18 Jul 2017 | Rasmus Larsen |

Netflix wants to reinvent the film business just as it reinvented the TV business. The company will release 40 movies globally this year and continues to grow rapidly, adding more than 1.7 million subscribers each month.

A century-old windowing tradition

Netflix has released its Q2 2017 earnings report, which confirms that the world’s largest TV service now has 104 million subscribers. The 100-million milestone was reached in April. 5.2 million subscribers were added in the second quarter of 2017 alone, and there are now more international than US subscribers for the first time.

Such a large base of subscribers gives Netflix leverage. Netflix has arguably already changed the TV business with its day-and-date global releases of full seasons. The company is now turning its attention to the film industry, which it believes is laden by “century-old windowing tradition”.

- “We understand that our approach to films - debuting movies on Netflix first - is counter to Hollywood’s century-old windowing tradition,” the company said. “But just as we changed and reinvented the TV business by putting consumers first and making access to content more convenient, we believe internet TV can similarly reinvigorate the film business (as distinct from the theatrical business). This year we will release 40 features that range from big budget popcorn films to grassroots independent cinema.”

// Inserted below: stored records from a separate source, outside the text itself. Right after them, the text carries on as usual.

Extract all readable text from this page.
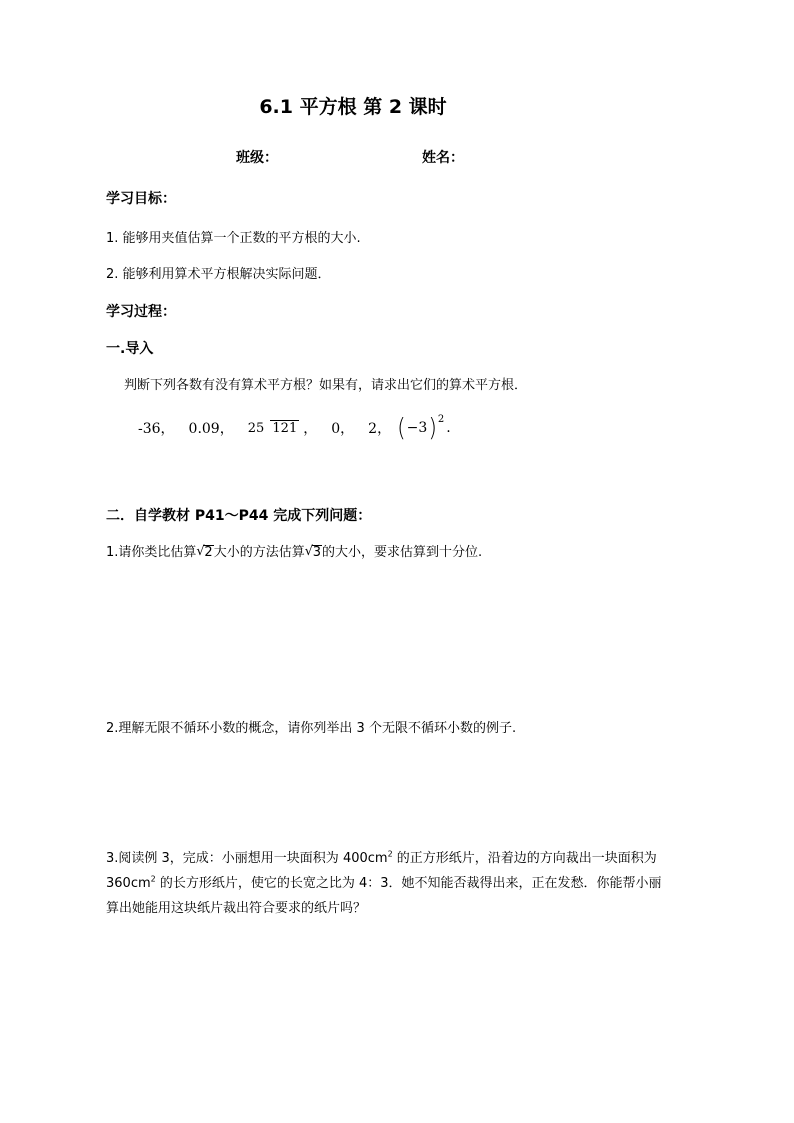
6.1 平方根 第 2 课时
班级：	姓名：
学习目标：
1. 能够用夹值估算一个正数的平方根的大小.
2. 能够利用算术平方根解决实际问题．
学习过程：
一.导入
判断下列各数有没有算术平方根？如果有，请求出它们的算术平方根．
-36， 0.09， 25 121 ， 0， 2， ( −3 ) 2
.
二．自学教材 P41～P44 完成下列问题：
1.请你类比估算 √ 2大小的方法估算 √ 3的大小，要求估算到十分位.
2.理解无限不循环小数的概念，请你列举出 3 个无限不循环小数的例子.
3.阅读例 3，完成：小丽想用一块面积为 $400cm^2$ 的正方形纸片，沿着边的方向裁出一块面积为
$360cm^2$ 的长方形纸片，使它的长宽之比为 4：3．她不知能否裁得出来，正在发愁．你能帮小丽
算出她能用这块纸片裁出符合要求的纸片吗？
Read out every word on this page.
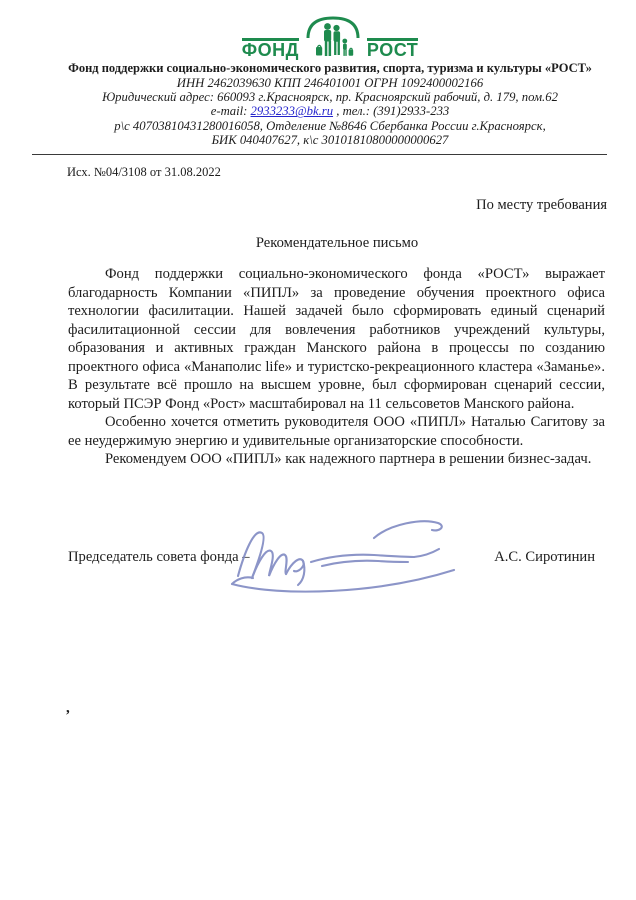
ФОНД	РОСТ
Фонд поддержки социально-экономического развития, спорта, туризма и культуры «РОСТ»
ИНН 2462039630 КПП 246401001 ОГРН 1092400002166
Юридический адрес: 660093 г.Красноярск, пр. Красноярский рабочий, д. 179, пом.62
e-mail: 2933233@bk.ru , тел.: (391)2933-233
р\с 40703810431280016058, Отделение №8646 Сбербанка России г.Красноярск,
БИК 040407627, к\с 30101810800000000627
Исх. №04/3108 от 31.08.2022
По месту требования
Рекомендательное письмо

Фонд поддержки социально-экономического фонда «РОСТ» выражает благодарность Компании «ПИПЛ» за проведение обучения проектного офиса технологии фасилитации. Нашей задачей было сформировать единый сценарий фасилитационной сессии для вовлечения работников учреждений культуры, образования и активных граждан Манского района в процессы по созданию проектного офиса «Манаполис life» и туристско-рекреационного кластера «Заманье». В результате всё прошло на высшем уровне, был сформирован сценарий сессии, который ПСЭР Фонд «Рост» масштабировал на 11 сельсоветов Манского района.

Особенно хочется отметить руководителя ООО «ПИПЛ» Наталью Сагитову за ее неудержимую энергию и удивительные организаторские способности.

Рекомендуем ООО «ПИПЛ» как надежного партнера в решении бизнес-задач.

Председатель совета фонда –	А.С. Сиротинин
,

Also read: Netflix takes aim at the film industry's theatrical window model

This year, Netflix will release 40 movies ranging from “big budget popcorn films” such as Okja, War Machine, and Bright to smaller titles, including productions that would likely never have made it to the big canvas. And it is doing all of this on a global scale to an audience that continues to grow.



Theatre owners take a hard stance

To fund its continuing spend on content, Netflix is taking on loans. In 2017, the company expects free cash flow of -$2 to -$2.5 billion dollars. However, as long as the loans convert into continued member and revenue growth, Netflix considers it sound business sense.

Theatre owners have taken a hard stance against Netflix, arguing that movies belong on the big screen. They fear that if Netflix and others manage to break down the release windowing model, theatres could lose exclusive access to new movies. The Cannes film festival recently banned Netflix’s streaming-only movies.

- “We premiered 14 new seasons of global Netflix original series, 13 original 2 comedy specials, 6 original documentaries, 2 original documentary series, 9 original feature films and 7 seasons of original series for kids,” Netflix added.

The world’s largest TV service just became a little larger but considering there are billions of TV viewers across the globe it appears that there is still plenty of room for growth.